After using SUSE on the HP Mini-Note for much of the afternoon, I’m convinced that the operating system provides pretty much everything most people will need in a laptop experience. I was able to configure and setup my system in about 15 minutes, and get online in just a few more. The computer does a pretty good job of finding and connecting to available internet connections. And it has a full suite of productivity software including Firefox, Evolution, and OpenOffice.org.

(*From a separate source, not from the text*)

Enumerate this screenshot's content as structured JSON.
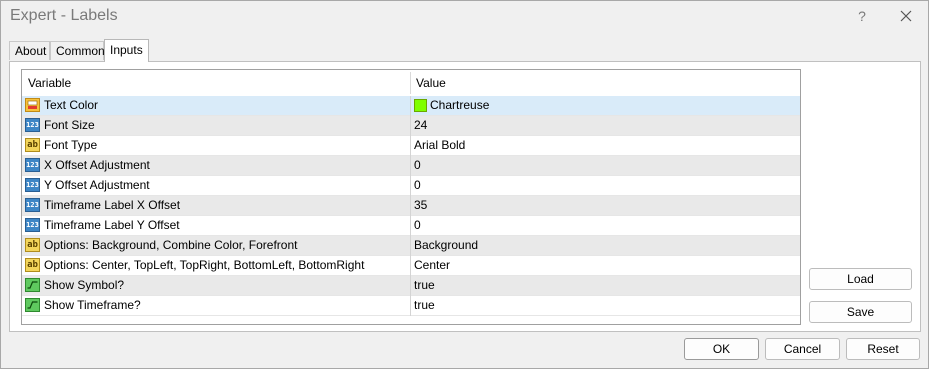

In the video above, I try to give an overview of the software included with the SUSE version of the Mini-Note, and how the computer performs. I apologize for the poor video quality. I was using my Eee PC webcam to record the video, since my digital camera can only record about 180 seconds of video at a time.
A few other quick notes.
- The battery charges quickly. Within about an hour of plugging the computer in, the battery was fully charged, even though it was running for most of that time. Compare that to an Eee PC battery which takes a few hours to charge fully — when the computer is turned off.
- I’m a bit disappointed to see that the AC adapter has 3 prongs. This makes the Mini-Note slightly less portable, since it’s often difficult to find a 3 prong power strip at coffee shops and libraries. I might have to spring for an extended battery since the Mini-Note reportedly only gets 2 to 2.5 hours of battery life from a standard battery.
For my next trick, I plan to install Windows XP. Personally I’m just more comfortable with the operating system, and since I write about Windows and Linux software for a living what I really want is a dual boot system, and that usually means wiping any existing operating systems and installing Windows XP first and then another OS. I’ll probably try to get Ubuntu up and running, since that’s one of the most popular distros these days, and it’s the one I have the most experience with. But I’m relatively impressed with SUSE and I may return to it.
Update: As several people have pointed out, the Mini-Note comes with SUSE Enterprise Linux, not OpenSUSE. So just ignore me when I say OpenSUSE in the video, and I’ve changed the text of this article a bit. Thanks for keeping me on my toes!